Brota aquí una pregunta crucial: ¿cómo un escritor secreto llega a ser —paradójica y contradictoriamente— conocido? A veces lo es por una sola persona, por lo general otro escritor secreto que escribe uno o varios textos con la total seguridad de ser el único que conoce a aquel autor y que, por tanto, se vuelve por sí mismo “autoridad”, es decir, especialista. En los dos libros citados sólo hay tres nombres que se repiten: por un lado Elena Poniatowska, una escritora bastante conocida, y por otro los secretísimos Qorpo-Santo y el Vizconde de Lascano Tegui. ¿Indica esto mayor veracidad en la catalogación de estos tres escritores como “raros”? ¿O simplemente significa que la convocatoria a los especialistas fue hecha más bien al azar y, por tanto, no llegó a quienes conocen y se han ocupado de la obra de estos escritores secretos (en cuyo caso habría más repeticiones) o de tantos otros (en cuyo caso ambos libros podrían haber tenido mil veces más páginas)?

Se dice, acaso sin demasiada exageración, que cada escritor que llega a la “marquesina” (o al “candelero”) desbanca a sus antecesores y representa (u oculta) a otros cien que permanecen en la sombra y que “naturalmente” luchan con denuedo por ocupar el mismo sitio. Quien analiza el panorama a partir de esta mentalidad se basa en un razonamiento que en principio no parece falso: no hay escritor que voluntariamente se autodefiniría como “secreto”. Ergo, la meta de toda literatura es la marquesina, ya sea (en un extremo) por ansia de poder o (en el otro) por necesidad de divulgación. Y si todas las motivaciones —éticas o no— tienen una sola meta, el rubro “escritor secreto” surge siempre desde fuera e implica a aquel cuya estrategia de poder falla (en un extremo), lo mismo que a aquel otro que no tiene los medios para promocionarse (en el otro extremo).

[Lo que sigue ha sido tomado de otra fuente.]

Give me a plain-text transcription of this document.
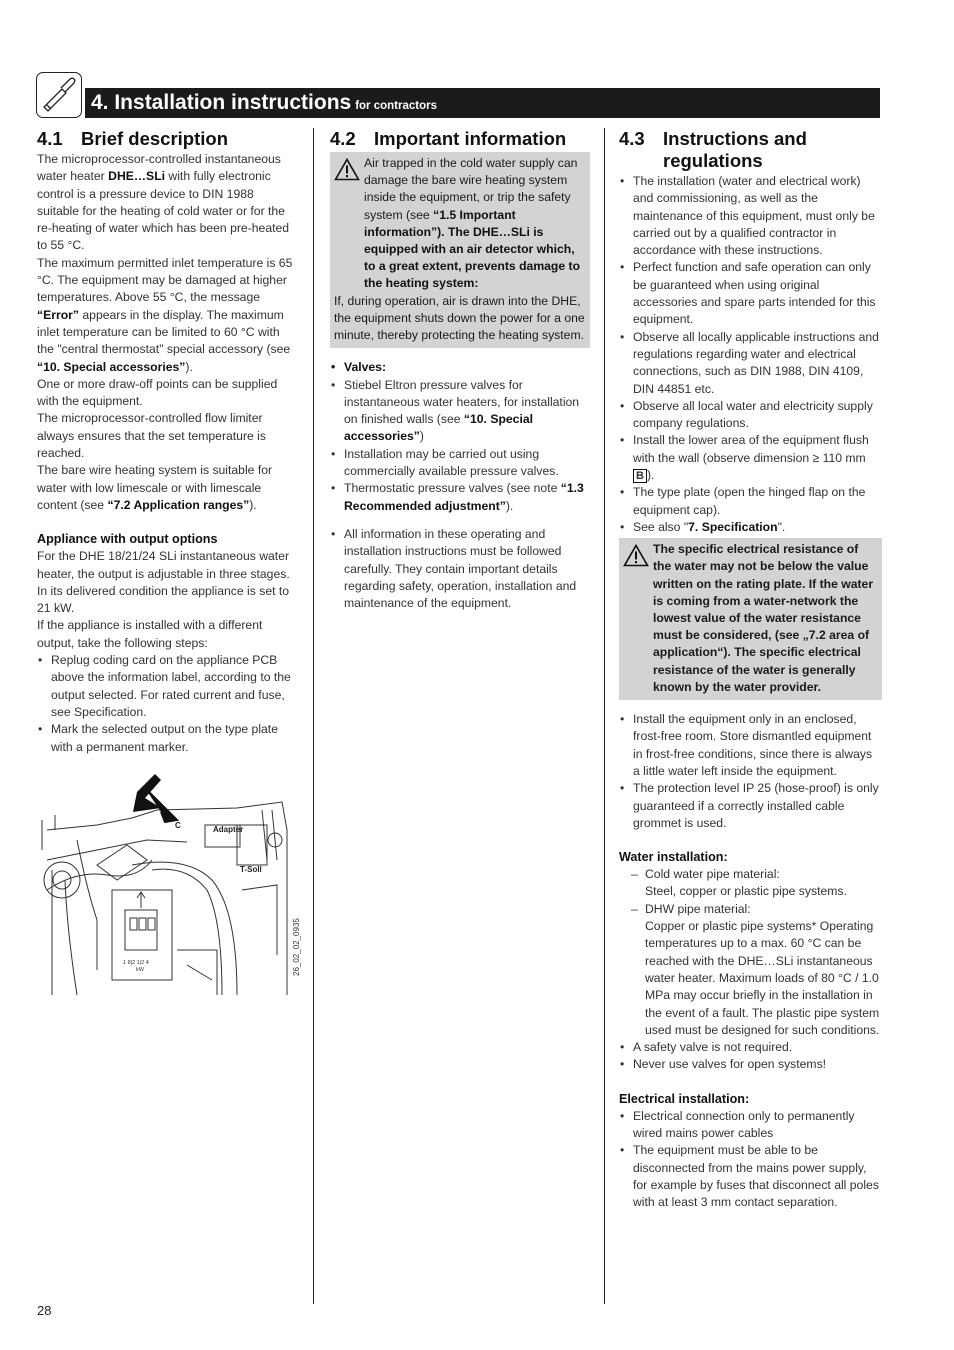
4. Installation instructions for contractors
4.1 Brief description

The microprocessor-controlled instantaneous water heater DHE…SLi with fully electronic control is a pressure device to DIN 1988 suitable for the heating of cold water or for the re-heating of water which has been pre-heated to 55 °C.

The maximum permitted inlet temperature is 65 °C. The equipment may be damaged at higher temperatures. Above 55 °C, the message “Error” appears in the display. The maximum inlet temperature can be limited to 60 °C with the "central thermostat" special accessory (see “10. Special accessories”).

One or more draw-off points can be supplied with the equipment.

The microprocessor-controlled flow limiter always ensures that the set temperature is reached.

The bare wire heating system is suitable for water with low limescale or with limescale content (see “7.2 Application ranges”).

Appliance with output options

For the DHE 18/21/24 SLi instantaneous water heater, the output is adjustable in three stages. In its delivered condition the appliance is set to 21 kW.

If the appliance is installed with a different output, take the following steps:

• Replug coding card on the appliance PCB above the information label, according to the output selected. For rated current and fuse, see Specification.
• Mark the selected output on the type plate with a permanent marker.
C	Adapter
T-Soll
1 8|2 1|2 4
kW	26_02_02_0935
4.2 Important information
Air trapped in the cold water supply can damage the bare wire heating system inside the equipment, or trip the safety system (see “1.5 Important information”). The DHE…SLi is equipped with an air detector which, to a great extent, prevents damage to the heating system:

If, during operation, air is drawn into the DHE, the equipment shuts down the power for a one minute, thereby protecting the heating system.

• Valves:
• Stiebel Eltron pressure valves for instantaneous water heaters, for installation on finished walls (see “10. Special accessories”)
• Installation may be carried out using commercially available pressure valves.
• Thermostatic pressure valves (see note “1.3 Recommended adjustment”).
• All information in these operating and installation instructions must be followed carefully. They contain important details regarding safety, operation, installation and maintenance of the equipment.
4.3 Instructions and
regulations
• The installation (water and electrical work) and commissioning, as well as the maintenance of this equipment, must only be carried out by a qualified contractor in accordance with these instructions.
• Perfect function and safe operation can only be guaranteed when using original accessories and spare parts intended for this equipment.
• Observe all locally applicable instructions and regulations regarding water and electrical connections, such as DIN 1988, DIN 4109, DIN 44851 etc.
• Observe all local water and electricity supply company regulations.
• Install the lower area of the equipment flush with the wall (observe dimension ≥ 110 mm B ).
• The type plate (open the hinged flap on the equipment cap).
• See also "7. Specification".
The specific electrical resistance of the water may not be below the value written on the rating plate. If the water is coming from a water-network the lowest value of the water resistance must be considered, (see „7.2 area of application“). The specific electrical resistance of the water is generally known by the water provider.
• Install the equipment only in an enclosed, frost-free room. Store dismantled equipment in frost-free conditions, since there is always a little water left inside the equipment.
• The protection level IP 25 (hose-proof) is only guaranteed if a correctly installed cable grommet is used.
Water installation:
– Cold water pipe material:
Steel, copper or plastic pipe systems.
– DHW pipe material:
Copper or plastic pipe systems* Operating temperatures up to a max. 60 °C can be reached with the DHE…SLi instantaneous water heater. Maximum loads of 80 °C / 1.0 MPa may occur briefly in the installation in the event of a fault. The plastic pipe system used must be designed for such conditions.
• A safety valve is not required.
• Never use valves for open systems!
Electrical installation:
• Electrical connection only to permanently wired mains power cables
• The equipment must be able to be disconnected from the mains power supply, for example by fuses that disconnect all poles with at least 3 mm contact separation.
28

Todos los escritores, pues, estarían jugando el mismo juego, independientemente de sus respectivas motivaciones: un juego de poder. Parte de ese juego, entonces, es que todo jugador acepte (más implícita que explícitamente) que si carece de “méritos” se le atribuyan rubros que jamás habría elegido para sí mismo o para su obra y que provienen siempre desde fuera: excéntrico, marginal, heterodoxo. Todos estos adjetivos están en la misma línea que loco, peligroso, olvidado..., y estos últimos se dirigirán a todo aquel que quiera jugar el juego, para advertirle de los peligros que corre si en verdad quiere dejar el anonimato.

Resultaría curioso analizar el modo en que los especialistas incluidos en estos libros se relacionan con los autores a quienes estudian. El análisis será subjetivo, sin duda, pero aún así se presenta una escala que va desde la admiración y el fervor hasta la sorna y el escarnio, y que en su punto medio manifiesta una suerte de indiferencia académica “objetiva”; una gran parte de los textos se sitúa en ese punto medio, unos necesitados de un “alejamiento crítico”, otros en busca de retratos desapasionados para que sea el lector quien se forme una “opinión”. Sin embargo, puesto que el nombre del juego de ambos títulos es lo “excéntrico”, en casi todos los textos habrá una cierta forma de la estupefacción: en un extremo de la escala, esto sucederá cuando la devoción del biógrafo se topa con zonas oscuras o inexplicables en la vida y obra del biografiado; en el otro extremo, cuando el especialista se cansa de verlo todo a través del cristal de lo pintoresco. Conclusión: no hay lenguaje ni estilo capaz de describir a la verdadera extrañeza, una zona del espíritu para la que no hay nombre (una ladera que es, por esencia, inclasificable).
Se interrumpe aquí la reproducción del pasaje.